Los juegos de deducción social suelen compartir una regla inamovible: cuando un jugador queda eliminado, su participación termina. Sin embargo, una nueva propuesta pretende romper esa tradición con un sistema que transforma la derrota en una segunda oportunidad. Entre acusaciones, engaños y criaturas fantásticas, esta aventura promete partidas donde nadie dejará de influir en el resultado.

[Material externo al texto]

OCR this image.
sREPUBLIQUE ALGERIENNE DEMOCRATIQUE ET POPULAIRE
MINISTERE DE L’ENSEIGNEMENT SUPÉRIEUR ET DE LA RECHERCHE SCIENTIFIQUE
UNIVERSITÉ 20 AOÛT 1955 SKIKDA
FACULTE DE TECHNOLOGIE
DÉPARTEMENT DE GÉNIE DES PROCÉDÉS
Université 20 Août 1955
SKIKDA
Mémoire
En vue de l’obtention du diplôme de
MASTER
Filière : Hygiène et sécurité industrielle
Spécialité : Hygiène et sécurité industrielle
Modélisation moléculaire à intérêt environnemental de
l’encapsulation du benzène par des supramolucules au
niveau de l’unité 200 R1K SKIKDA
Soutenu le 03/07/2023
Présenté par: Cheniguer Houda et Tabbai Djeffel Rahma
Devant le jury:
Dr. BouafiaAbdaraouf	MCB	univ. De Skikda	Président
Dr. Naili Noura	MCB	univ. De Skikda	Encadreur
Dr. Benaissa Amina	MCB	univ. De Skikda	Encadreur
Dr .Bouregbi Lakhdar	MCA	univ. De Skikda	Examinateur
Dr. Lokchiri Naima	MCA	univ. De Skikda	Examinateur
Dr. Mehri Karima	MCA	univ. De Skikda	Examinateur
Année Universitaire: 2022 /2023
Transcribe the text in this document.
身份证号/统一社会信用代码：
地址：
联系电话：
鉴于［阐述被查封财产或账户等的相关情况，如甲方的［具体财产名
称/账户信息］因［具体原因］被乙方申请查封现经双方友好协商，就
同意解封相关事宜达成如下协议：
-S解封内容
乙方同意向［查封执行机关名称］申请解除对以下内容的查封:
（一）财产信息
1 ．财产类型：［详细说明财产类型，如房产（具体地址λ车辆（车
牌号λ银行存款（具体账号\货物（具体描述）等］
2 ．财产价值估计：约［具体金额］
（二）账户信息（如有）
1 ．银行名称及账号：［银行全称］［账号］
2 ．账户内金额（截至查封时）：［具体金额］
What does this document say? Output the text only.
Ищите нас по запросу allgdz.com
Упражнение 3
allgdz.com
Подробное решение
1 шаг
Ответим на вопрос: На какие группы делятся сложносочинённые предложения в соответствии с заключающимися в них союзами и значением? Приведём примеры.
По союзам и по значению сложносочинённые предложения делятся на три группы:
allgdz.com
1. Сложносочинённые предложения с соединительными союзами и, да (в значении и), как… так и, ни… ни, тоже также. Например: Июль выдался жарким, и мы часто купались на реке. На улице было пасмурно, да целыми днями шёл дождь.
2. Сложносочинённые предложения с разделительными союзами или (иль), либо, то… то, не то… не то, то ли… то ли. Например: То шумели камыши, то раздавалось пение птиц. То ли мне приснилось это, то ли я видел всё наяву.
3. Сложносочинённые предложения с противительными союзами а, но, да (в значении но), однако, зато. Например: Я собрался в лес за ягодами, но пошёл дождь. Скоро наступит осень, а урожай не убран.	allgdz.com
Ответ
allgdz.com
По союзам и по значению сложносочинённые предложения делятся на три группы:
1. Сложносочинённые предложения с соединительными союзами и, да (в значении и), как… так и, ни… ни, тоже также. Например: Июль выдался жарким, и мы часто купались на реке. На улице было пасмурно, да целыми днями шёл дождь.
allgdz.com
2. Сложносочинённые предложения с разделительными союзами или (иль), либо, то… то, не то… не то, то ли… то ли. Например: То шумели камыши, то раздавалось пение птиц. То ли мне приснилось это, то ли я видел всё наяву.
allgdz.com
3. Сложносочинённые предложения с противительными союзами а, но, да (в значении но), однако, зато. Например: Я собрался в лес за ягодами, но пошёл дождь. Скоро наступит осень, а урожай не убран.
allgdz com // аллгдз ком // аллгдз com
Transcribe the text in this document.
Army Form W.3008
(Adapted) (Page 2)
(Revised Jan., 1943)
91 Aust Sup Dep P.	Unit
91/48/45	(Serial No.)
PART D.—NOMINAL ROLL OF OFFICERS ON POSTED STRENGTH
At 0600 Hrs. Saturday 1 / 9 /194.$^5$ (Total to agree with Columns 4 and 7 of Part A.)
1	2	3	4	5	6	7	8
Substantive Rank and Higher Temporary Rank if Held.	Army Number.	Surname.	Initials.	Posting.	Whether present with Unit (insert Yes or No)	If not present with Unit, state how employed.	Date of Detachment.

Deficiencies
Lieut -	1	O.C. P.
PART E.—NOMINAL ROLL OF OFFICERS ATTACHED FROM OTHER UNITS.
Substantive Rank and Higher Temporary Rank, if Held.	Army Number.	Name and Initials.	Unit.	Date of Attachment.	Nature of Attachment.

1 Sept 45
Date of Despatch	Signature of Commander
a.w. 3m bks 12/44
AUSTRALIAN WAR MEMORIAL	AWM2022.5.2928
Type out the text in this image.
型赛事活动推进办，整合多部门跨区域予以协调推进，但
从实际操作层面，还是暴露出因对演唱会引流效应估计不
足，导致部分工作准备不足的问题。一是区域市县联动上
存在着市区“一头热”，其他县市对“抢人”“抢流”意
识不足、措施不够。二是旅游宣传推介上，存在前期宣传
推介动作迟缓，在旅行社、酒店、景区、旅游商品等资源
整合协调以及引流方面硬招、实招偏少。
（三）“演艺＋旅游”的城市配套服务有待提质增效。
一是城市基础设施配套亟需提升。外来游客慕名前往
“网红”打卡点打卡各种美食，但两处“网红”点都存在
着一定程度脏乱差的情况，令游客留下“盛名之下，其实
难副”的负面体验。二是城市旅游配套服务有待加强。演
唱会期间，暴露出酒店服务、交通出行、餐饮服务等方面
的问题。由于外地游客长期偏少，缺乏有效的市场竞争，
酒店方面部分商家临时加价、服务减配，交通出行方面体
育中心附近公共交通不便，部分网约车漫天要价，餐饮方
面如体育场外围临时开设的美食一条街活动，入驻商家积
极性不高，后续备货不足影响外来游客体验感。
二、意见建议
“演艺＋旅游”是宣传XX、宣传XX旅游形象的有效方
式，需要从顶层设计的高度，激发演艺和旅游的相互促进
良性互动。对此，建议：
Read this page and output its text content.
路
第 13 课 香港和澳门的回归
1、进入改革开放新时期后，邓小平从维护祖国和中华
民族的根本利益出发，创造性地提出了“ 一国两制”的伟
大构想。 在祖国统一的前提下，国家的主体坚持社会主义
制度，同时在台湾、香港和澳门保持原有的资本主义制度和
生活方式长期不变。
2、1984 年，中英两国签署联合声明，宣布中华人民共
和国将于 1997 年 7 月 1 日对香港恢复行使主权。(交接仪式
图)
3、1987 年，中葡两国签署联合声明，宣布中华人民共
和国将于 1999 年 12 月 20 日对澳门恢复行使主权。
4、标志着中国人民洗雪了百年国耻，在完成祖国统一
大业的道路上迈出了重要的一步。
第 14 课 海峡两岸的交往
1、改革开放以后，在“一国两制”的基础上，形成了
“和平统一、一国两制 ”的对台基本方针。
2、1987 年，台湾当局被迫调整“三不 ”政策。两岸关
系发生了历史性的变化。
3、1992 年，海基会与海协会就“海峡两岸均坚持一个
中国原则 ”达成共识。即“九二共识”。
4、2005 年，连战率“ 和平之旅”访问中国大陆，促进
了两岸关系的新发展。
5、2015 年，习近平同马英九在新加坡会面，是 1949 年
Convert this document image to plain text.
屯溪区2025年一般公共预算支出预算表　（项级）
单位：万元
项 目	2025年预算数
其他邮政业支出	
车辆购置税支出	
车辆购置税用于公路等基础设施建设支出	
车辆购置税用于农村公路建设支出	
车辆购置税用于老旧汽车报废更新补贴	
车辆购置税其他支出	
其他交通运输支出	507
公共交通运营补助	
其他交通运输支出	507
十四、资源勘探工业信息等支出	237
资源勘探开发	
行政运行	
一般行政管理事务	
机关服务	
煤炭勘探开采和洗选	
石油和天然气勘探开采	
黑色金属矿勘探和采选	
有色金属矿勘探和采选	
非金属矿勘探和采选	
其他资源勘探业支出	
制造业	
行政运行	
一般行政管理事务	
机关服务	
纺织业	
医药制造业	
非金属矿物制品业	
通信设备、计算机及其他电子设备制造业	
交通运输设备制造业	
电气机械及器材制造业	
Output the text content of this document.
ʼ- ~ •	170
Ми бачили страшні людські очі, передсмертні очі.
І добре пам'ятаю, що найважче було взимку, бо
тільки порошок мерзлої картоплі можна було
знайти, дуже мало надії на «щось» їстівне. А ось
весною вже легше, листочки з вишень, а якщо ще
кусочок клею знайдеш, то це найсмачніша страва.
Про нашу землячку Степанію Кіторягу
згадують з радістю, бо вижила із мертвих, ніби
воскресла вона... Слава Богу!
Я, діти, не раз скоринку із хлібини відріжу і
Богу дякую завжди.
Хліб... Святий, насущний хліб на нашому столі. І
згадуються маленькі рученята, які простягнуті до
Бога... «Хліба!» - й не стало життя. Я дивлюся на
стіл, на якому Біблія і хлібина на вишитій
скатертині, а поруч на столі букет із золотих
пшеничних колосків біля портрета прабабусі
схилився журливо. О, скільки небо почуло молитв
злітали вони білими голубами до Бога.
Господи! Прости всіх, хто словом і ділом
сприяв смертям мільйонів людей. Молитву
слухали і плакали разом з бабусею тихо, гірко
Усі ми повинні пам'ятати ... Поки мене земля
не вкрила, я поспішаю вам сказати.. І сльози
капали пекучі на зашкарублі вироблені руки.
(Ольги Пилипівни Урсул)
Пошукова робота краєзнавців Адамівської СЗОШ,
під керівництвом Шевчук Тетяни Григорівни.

Un duelo de engaños, cartas y decisiones donde cada movimiento puede cambiarlo todo
RA Tabletop presentó The Dungeon Club, un juego de cartas multijugador que mezcla deducción social, estrategia y faroleo en un escenario de fantasía medieval. Toda la acción transcurre en una taberna donde los participantes deberán desconfiar incluso de sus propios aliados mientras intentan descubrir quién está mintiendo y quién dice la verdad.
Las partidas giran alrededor de las acusaciones, los engaños y el uso inteligente de cartas especiales capaces de alterar el rumbo del enfrentamiento. Saber cuándo arriesgarse con un farol o cuándo actuar con cautela será tan importante como interpretar el comportamiento de los demás jugadores.
Cuando dos participantes se enfrentan, entran en juego las Treachery Cards, un sistema que añade profundidad táctica a cada duelo. Pero el peligro no termina ahí. Si un farol sale mal, los jugadores deberán enfrentarse a la impredecible Curse Box, un elemento capaz de desencadenar situaciones inesperadas mediante la aparición de monstruos como dragones, hidras y otras criaturas que complicarán el desarrollo de la partida.
La combinación entre estrategia, azar y lectura psicológica hace que cada encuentro sea diferente. Ninguna ronda sigue exactamente el mismo desarrollo y las decisiones tomadas durante los primeros minutos pueden terminar condicionando el desenlace mucho tiempo después.
La gran innovación convierte a los jugadores derrotados en una nueva amenaza
La mecánica más llamativa aparece cuando alguien pierde. En lugar de abandonar la partida, los jugadores eliminados pasan al Inframundo y continúan participando desde una perspectiva completamente distinta, manteniendo un papel activo hasta el final del enfrentamiento.
Convertidos en fantasmas, obtienen acceso a las Underworld Cards, un conjunto de habilidades exclusivas que les permite sabotear a los supervivientes, interferir en estrategias clave e incluso enfrentarse a otros espíritus para conseguir recursos y aumentar sus posibilidades de victoria.
Este sistema rompe una de las normas más tradicionales del género. La eliminación deja de ser un castigo definitivo y pasa a convertirse en una nueva fase de la partida, donde todavía es posible influir directamente sobre el resultado final.
Gracias a este enfoque, la tensión se mantiene constante porque ningún participante deja de tener relevancia. Los jugadores que permanecen con vida no solo deberán vigilar a quienes siguen compitiendo junto a ellos, sino también a los fantasmas que observan desde el Inframundo esperando el momento adecuado para intervenir.
El resultado es una experiencia mucho más dinámica, donde prácticamente nadie permanece como espectador y cualquier movimiento puede alterar el equilibrio de la partida.
IA, partidas online y un lanzamiento que todavía deberá esperar
Además del componente competitivo online, el juego también ofrecerá partidas contra rivales controlados por inteligencia artificial, una opción pensada tanto para aprender las mecánicas como para disfrutar de la experiencia en solitario cuando no haya otros jugadores disponibles.
RA Tabletop busca diferenciar su propuesta apostando por una mezcla de deducción social, cartas estratégicas y mecánicas poco habituales dentro del género. La posibilidad de seguir jugando tras ser eliminado añade una capa adicional de estrategia y promete cambiar la forma en la que los usuarios afrontan cada partida.
Por ahora, el estudio no ha anunciado una fecha de lanzamiento oficial. Aun así, el proyecto ya cuenta con su página en Steam y puede añadirse a la lista de deseados, mientras continúa despertando interés entre quienes buscan una alternativa diferente a los juegos tradicionales de deducción social.